What greenspace do diverse urban populations need to grow and flourish? The provision of greenspace for public health has been foundational in urban planning. Health benefits of urban greenspaces are increasingly well evidenced and research shows their positive impacts may be greatest for those suffering social deprivation. In the UK, people identifying as Black Asian and ethnic minority disproportionately suffer overcrowded living conditions, have poorest health outcomes, and are overrepresented in communities identified as greenspace deprived. This project investigated the potential of using the Same Skies Walk, Talk, Eat method to establish community members’ perceptions of, and preferences for action on greenspace deprivation, views that are not typically part of greenspace deprivation studies. Using social media platforms and word-of-mouth recruitment, community residents and investigators jointly planned four walks through two ethnically diverse West Yorkshire neighbourhoods identified as statistically greenspace deprived. We filmed the walks and discussion and shared meals in local restaurants. At the film screening, guests heard residents’ stories of their lives, challenges faced in using and improving greenspaces, how residents’ political actions to improve their communities were often thwarted by disjointed processes within local government and impressions of the Same Skies Walk, Talk, Eat methodology. We propose Same Skies Walk, Talk, Eat methodology as suitable for wider use in addressing urban greenspace inequality, informing effective action and greenspace needs assessment. It allows for the collection of rich data through the multigenerational inclusion of grassroot organisation representatives and community members in the planning, execution, and analysis of the events.
Bridget Snaith is a Landscape Architect, and lecturer in the University of Sheffield’s Department of Landscape Architecture. She claims a white ethnicity. As a practicing landscape architect, her work over the last twenty years has been in co-producing amenity greenspace, play space and shared public spaces with communities in London Boroughs, where the majority of residents are often from ethnicities minoritized in the UK. As an academic she has been critical of what she has found to be culturally excluding practices by white dominated placemaking professions (Snaith & Odedun, 2024).

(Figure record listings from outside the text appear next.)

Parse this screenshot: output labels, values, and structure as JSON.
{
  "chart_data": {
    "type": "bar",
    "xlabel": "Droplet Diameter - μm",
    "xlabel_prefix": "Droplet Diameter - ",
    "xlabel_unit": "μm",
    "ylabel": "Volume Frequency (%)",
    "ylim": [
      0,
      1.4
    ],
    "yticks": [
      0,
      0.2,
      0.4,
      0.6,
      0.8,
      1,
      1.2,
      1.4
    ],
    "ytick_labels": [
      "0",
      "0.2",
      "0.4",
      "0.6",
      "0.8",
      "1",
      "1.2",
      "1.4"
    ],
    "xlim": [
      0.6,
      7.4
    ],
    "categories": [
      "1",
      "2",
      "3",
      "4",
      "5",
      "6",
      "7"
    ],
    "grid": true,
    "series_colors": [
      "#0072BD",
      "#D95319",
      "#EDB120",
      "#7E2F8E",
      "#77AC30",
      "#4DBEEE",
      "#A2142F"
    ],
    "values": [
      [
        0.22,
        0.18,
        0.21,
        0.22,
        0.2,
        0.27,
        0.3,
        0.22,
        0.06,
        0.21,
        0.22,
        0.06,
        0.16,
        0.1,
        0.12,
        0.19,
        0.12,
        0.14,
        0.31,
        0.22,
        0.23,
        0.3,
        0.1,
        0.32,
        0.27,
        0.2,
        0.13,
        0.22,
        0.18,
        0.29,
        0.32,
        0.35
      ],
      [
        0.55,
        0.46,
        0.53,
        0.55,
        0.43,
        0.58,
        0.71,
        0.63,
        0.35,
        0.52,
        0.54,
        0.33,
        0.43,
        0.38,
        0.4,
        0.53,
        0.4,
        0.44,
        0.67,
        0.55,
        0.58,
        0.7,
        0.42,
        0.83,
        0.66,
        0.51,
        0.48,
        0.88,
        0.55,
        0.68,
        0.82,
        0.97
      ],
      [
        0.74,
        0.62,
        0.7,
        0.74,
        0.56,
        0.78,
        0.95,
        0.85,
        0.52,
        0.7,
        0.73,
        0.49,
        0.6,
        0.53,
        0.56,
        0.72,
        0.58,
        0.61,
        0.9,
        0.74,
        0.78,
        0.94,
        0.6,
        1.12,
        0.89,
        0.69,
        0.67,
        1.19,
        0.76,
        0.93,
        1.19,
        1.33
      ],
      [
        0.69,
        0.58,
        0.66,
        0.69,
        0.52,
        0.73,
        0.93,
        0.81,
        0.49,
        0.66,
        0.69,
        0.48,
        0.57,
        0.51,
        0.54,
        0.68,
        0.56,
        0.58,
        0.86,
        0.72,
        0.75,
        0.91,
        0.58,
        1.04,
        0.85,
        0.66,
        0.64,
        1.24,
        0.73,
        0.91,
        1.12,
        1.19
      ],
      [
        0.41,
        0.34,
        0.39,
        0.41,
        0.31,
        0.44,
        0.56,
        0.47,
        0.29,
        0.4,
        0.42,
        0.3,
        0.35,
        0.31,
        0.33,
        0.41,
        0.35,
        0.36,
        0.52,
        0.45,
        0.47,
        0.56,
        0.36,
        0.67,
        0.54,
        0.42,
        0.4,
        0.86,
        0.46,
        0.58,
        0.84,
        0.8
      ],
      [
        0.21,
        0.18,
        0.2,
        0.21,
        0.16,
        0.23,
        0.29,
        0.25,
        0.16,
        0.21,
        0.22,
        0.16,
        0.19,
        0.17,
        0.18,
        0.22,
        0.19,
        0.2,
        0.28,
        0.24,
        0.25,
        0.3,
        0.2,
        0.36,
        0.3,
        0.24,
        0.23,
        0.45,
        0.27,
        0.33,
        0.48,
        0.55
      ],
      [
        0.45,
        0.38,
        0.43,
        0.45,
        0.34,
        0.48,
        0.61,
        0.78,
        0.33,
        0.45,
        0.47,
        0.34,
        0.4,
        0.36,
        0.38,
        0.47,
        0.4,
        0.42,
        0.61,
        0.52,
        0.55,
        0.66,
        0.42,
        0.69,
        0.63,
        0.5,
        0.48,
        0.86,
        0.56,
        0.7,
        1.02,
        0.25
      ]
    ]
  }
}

Dr Tiffany R Holloman is the project manager for Brad-ATTIAN and YCEDE in the Centre for Inclusion and Diversity at the University of Bradford. She is co-founder and co-director of Same Skies Think Tank. Her sociological research examines race and education in the UK and US and her historical research investigates King James VI&I in Early Modern Britain. She is a former consulting lecturer at RADA in early modern history. She has authored several articles, chapters, as well as a co-editor of two books. Her social activism stems from a desire to work with community members in the elevation of human development. She is also a Fellow of the Royal Society of Arts.
Dr LaTonia A. Siler-Holloman is a social justice activist and Research Director of Same Skies Think Tank. She has collaborated on several academic outputs, including a chapter on Black attitudes to the COVID-19 vaccination in the book entitled, ‘COVID-19 & Racism: Counter-Stories of Colliding Pandemics.’ (Lander, V., Kay, K. & Holloman, T. 2023). Her PhD from the University of Leeds critically examined the racial labour management of Black male professors in US black colleges and universities. She frequently draws on her public, private, and voluntary sector employment experiences for her research which includes interests in minority higher education, racial labour management, and the 19th century US.